Ces règles sont mécaniques, elles n'ont pas vocation à être laissées à la mémoire. Un CRM dédié au courtage automatise les relances par étape de pipeline et supprime ce risque structurellement.
Questions fréquentes
Quel segment cibler en priorité quand on démarre comme courtier énergie ?
Le segment C5 (puissance souscrite ≤ 36 kVA en électricité, consommation gaz ≤ 250 MWh/an) est le terrain de démarrage le plus adapté pour un nouveau cabinet. Cycles de décision courts, dossiers techniques accessibles, prospects nombreux, fournisseurs presque tous présents sur ce segment. Le C4 (PME tertiaires, 36 à 250 kVA) est un palier naturel ensuite. La HTA grands comptes demande un track record et une technicité qui se construisent sur plusieurs années.
Quels taux de transformation attendre selon le canal ?
Les ordres de grandeur varient fortement. Sur du cold call B2B, taux typiquement faible (quelques pourcents de RDV obtenus, puis un taux de closing variable sur les RDV concrétisés). Sur des leads sortants ciblés via fin de contrat, taux nettement supérieur. Sur le réseau professionnel ou les introductions prescripteurs, taux beaucoup plus élevé. Aucune source ne publie de chiffres unifiés sur le secteur, ce sont des ordres de grandeur observés par les cabinets en place.
Comment sourcer les fins de contrat énergie d'un prospect ?
Sans accès aux données contractuelles, on travaille par approximation. La fin de contrat se déduit souvent de la date de signature précédente, communiquée par le prospect lors de la qualification.

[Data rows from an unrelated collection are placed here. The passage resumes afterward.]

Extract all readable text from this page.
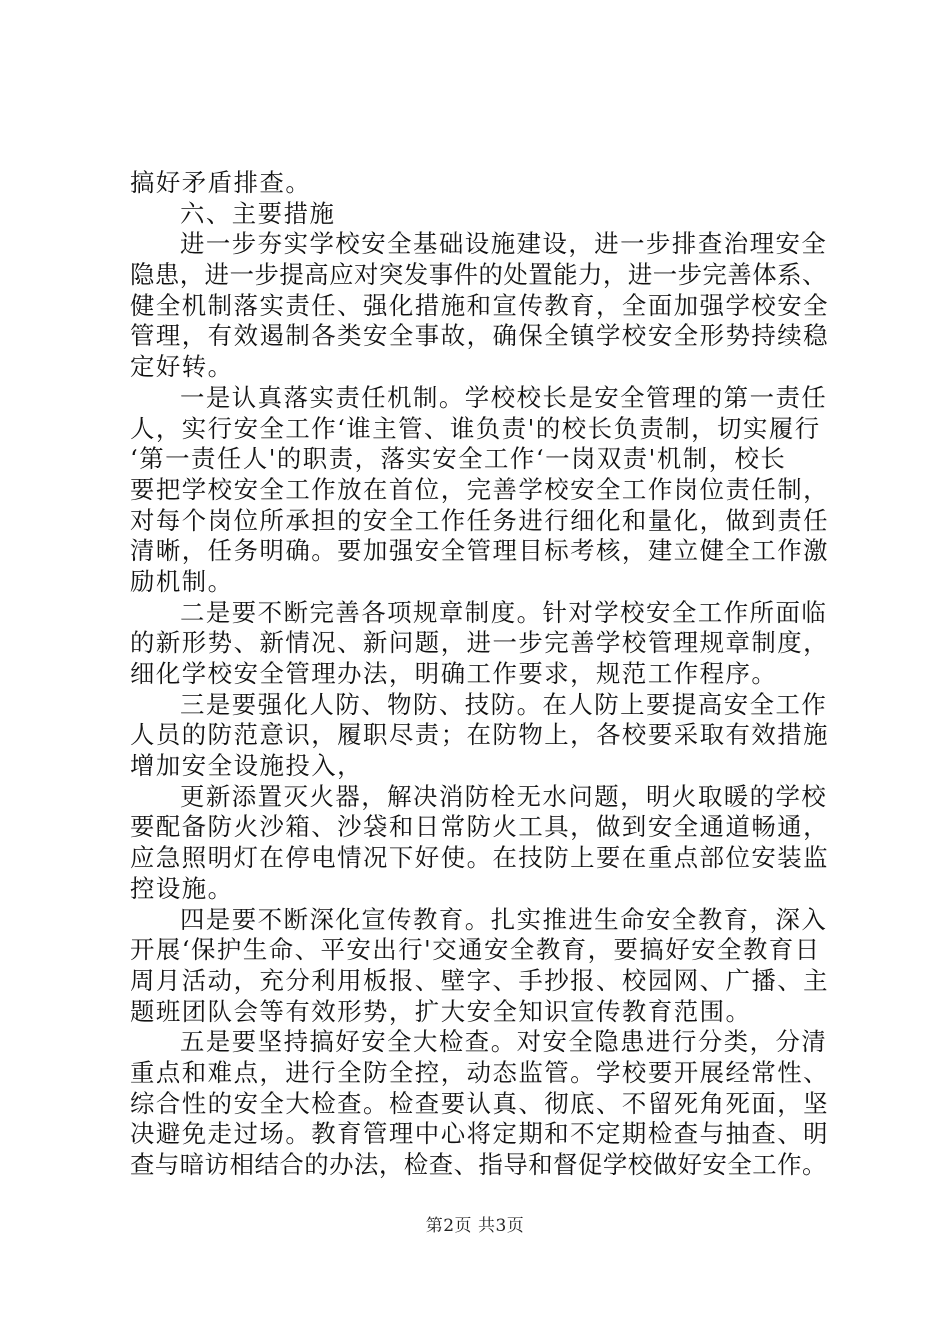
搞好矛盾排查。
六、主要措施
进一步夯实学校安全基础设施建设，进一步排查治理安全
隐患，进一步提高应对突发事件的处置能力，进一步完善体系、
健全机制落实责任、强化措施和宣传教育，全面加强学校安全
管理，有效遏制各类安全事故，确保全镇学校安全形势持续稳
定好转。
一是认真落实责任机制。学校校长是安全管理的第一责任
人，实行安全工作‘谁主管、谁负责'的校长负责制，切实履行
‘第一责任人'的职责，落实安全工作‘一岗双责'机制，校长
要把学校安全工作放在首位，完善学校安全工作岗位责任制，
对每个岗位所承担的安全工作任务进行细化和量化，做到责任
清晰，任务明确。要加强安全管理目标考核，建立健全工作激
励机制。
二是要不断完善各项规章制度。针对学校安全工作所面临
的新形势、新情况、新问题，进一步完善学校管理规章制度，
细化学校安全管理办法，明确工作要求，规范工作程序。
三是要强化人防、物防、技防。在人防上要提高安全工作
人员的防范意识，履职尽责；在防物上，各校要采取有效措施
增加安全设施投入，
更新添置灭火器，解决消防栓无水问题，明火取暖的学校
要配备防火沙箱、沙袋和日常防火工具，做到安全通道畅通，
应急照明灯在停电情况下好使。在技防上要在重点部位安装监
控设施。
四是要不断深化宣传教育。扎实推进生命安全教育，深入
开展‘保护生命、平安出行'交通安全教育，要搞好安全教育日
周月活动，充分利用板报、壁字、手抄报、校园网、广播、主
题班团队会等有效形势，扩大安全知识宣传教育范围。
五是要坚持搞好安全大检查。对安全隐患进行分类，分清
重点和难点，进行全防全控，动态监管。学校要开展经常性、
综合性的安全大检查。检查要认真、彻底、不留死角死面，坚
决避免走过场。教育管理中心将定期和不定期检查与抽查、明
查与暗访相结合的办法，检查、指导和督促学校做好安全工作。
第2页 共3页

Pour aller plus loin, l'autorisation ACD signée permet de récupérer auprès d'Enedis les informations utiles sur le contrat actif. Plusieurs bases de données B2B (Pappers, Societe.com, Pages Jaunes Pro, INPI) servent à enrichir les fiches prospects mais ne contiennent pas l'information directement.
LinkedIn fonctionne-t-il pour la prospection courtage énergie ?
Oui, surtout sur le segment C4 et plus. La cible principale (DAF, responsable achats, responsable maintenance, dirigeants de PME) est présente sur LinkedIn. Sales Navigator permet de cibler finement par taille d'entreprise, secteur et fonction. Les taux de réponse en messagerie restent modestes mais qualifiés. La combinaison de contenu publié régulièrement et de prises de contact ciblées donne de meilleurs résultats que les approches purement quantitatives.
Faut-il acheter des leads pour démarrer ?
Possible mais à tester sur petit volume avant d'industrialiser. Les plateformes de leads B2B énergie revendent souvent les mêmes contacts à plusieurs courtiers en concurrence. Le coût d'acquisition rapporté au taux de transformation peut être élevé. La qualité du discours commercial et la rapidité de prise en charge (idéalement dans l'heure) sont déterminantes. Démarrer par les canaux organiques (réseau, prescripteurs) et compléter par du lead acheté une fois la méthode rodée est généralement plus rentable.
Combien de cotations envoyer par mois pour signer un contrat ?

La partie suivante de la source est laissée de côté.